Глава 14.

Алекс

В баре катастрофически не хватает персонала, поэтому Монти предлагает мне тройную плату за то, чтобы я остался здесь и поработал. Я соглашаюсь, но не из-за денег, как таковых. Мой разум мчится со скоростью мили в минуту, и с Сильвер, преподающей уроки до самой ночи, перспектива вернуться в трейлер и находиться там в одиночестве звучит не очень привлекательно. Люди продолжают вливаться в дверь по мере того, как наступает ночь, и следующие шесть часов пролетают в размытом пятне пролитого пива, разбитого стекла, шумных споров и нескольких брошенных ударов.

Появляется Холлидей и выходит на сцену. Я не замечаю ее присутствия, а она, в свою очередь, делает вид, что меня не существует — негласное соглашение, которое я всем сердцем поддерживаю. К полуночи это место пустеет. Снежная буря, может быть, и прошла, но дороги все еще опасны, особенно после наступления темноты, и копы всегда на страже после напряженной ночи в «Роквелле». Никто не хочет оказаться в канаве или, что еще хуже, попытаться пройти тест на трезвость, когда они выпили больше, чем должны были.

Пол отпускает меня в двенадцать тридцать. Я выхожу на улицу тем же путем, что и вошел, готовясь к холоду, кладу в карман свою ночную зарплату и уже собираюсь забраться в Camaro, когда чья-то рука опускается мне на плечо, грубо разворачивая меня.

Когда ты растешь в приемных семьях, или, по крайней мере, в таких приемных семьях, где рос я, у тебя вырабатываются довольно острые рефлексы; мой кулак замахивается еще до того, как я замечаю, кто пытается меня ударить. В моем мире нерешительность может убить тебя.

Ублюдок позади меня — это не более чем черная полоса, когда он отшатывается назад, за пределы моей досягаемости.

— Ну-ну, Моретти. Черт возьми. Становишься немного медлительным на старости лет? — говорит голос с усмешкой.

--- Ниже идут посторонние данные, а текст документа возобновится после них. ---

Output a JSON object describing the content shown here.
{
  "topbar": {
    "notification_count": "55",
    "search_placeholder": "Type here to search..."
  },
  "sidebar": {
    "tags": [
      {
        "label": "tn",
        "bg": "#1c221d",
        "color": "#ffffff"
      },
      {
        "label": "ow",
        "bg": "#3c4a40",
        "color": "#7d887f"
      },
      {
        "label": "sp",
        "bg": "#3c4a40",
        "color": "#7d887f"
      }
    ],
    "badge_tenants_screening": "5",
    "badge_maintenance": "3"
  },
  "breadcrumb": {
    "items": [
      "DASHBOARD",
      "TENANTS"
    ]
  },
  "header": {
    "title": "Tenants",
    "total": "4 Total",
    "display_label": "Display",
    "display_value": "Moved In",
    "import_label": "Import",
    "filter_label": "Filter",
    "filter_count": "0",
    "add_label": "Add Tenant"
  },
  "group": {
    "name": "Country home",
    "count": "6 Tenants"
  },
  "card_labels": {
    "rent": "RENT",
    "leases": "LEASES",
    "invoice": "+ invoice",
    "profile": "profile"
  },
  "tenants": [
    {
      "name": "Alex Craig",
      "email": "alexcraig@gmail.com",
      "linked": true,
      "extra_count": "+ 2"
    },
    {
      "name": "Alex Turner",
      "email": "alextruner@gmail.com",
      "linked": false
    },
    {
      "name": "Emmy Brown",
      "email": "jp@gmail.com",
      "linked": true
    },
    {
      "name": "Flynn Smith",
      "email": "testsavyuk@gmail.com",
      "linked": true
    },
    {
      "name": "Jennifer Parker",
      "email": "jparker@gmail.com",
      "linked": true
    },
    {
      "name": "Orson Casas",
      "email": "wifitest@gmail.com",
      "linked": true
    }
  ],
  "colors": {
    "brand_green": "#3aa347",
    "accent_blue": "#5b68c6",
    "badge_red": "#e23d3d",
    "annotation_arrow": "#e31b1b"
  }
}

Я делаю шаг вперед, нацеливаясь на кусок дерьма, который пытается прыгнуть на меня, но затем мои уши догоняют мой мозг, и я понимаю, что знаю этот голос. Я очень хорошо его знаю.

Вторичный апперкот, который я собирался отправить в полет, останавливается в воздухе. Там, передо мной, одетый в кожаную куртку, которая выглядит слишком новой, и пару нелепо тесных выстиранных джинсов, стоит парень, которого я никогда не думал увидеть снова.

Ну, черт возьми!

— Зандер Хокинс. Что б я сдох. — Я не очень то рад его видеть. Это и понятно, когда я в последний раз видел этого ублюдка, он заплатил парню по имени Хорхе пятьдесят баксов за то, чтобы тот затеял со мной драку в кафетерии центра содержания несовершеннолетних. Я был почти уверен, что Зандер убьет кого-нибудь до того, как его выпустят из колонии, и закончит тем, что его задницу переведут в законную тюрьму, и все же он, бл*дь, стоит здесь. И вот это меня и беспокоит. — Какого хрена ты делаешь в Роли?

Зандер пожимает одним плечом.

— Были кое-какие дела. Меня вызвали из Беллингема. Я слышал, что ты здесь работаешь, поэтому и задержался. Думал, что не плохо бы наверстать упущенное. Старые добрые времена, понимаешь?

Зандер почти такой же высокий, как и я, с такой же сердитой искоркой в глазах. В колонии он проводил большую часть времени с парой гирь в руках или на корточках, тренируясь как дьявол. Я тоже решил скоротать время за этими занятиями... вот так мы и подружились.

— Старые добрые времена?

У меня короткостриженые ногти на пальцах, с учетом того, что я каждый день скрупулёзно играю на гитаре; если бы нет, я бы впился ими в ладони, пытаясь отвлечься от боли, пока решаю, что, черт возьми, я должен делать. В течение одиннадцати месяцев Зандер был рядом со мной, присматривая за мной, готовый искалечить каждого, кто косо на меня посмотрит. Я завел еще пару друзей во время моего заключения, но Зандер был чем-то большим. Он был мне как брат. А потом этот самый брат предал меня за день до моего освобождения? Да, это чертовски отстойно.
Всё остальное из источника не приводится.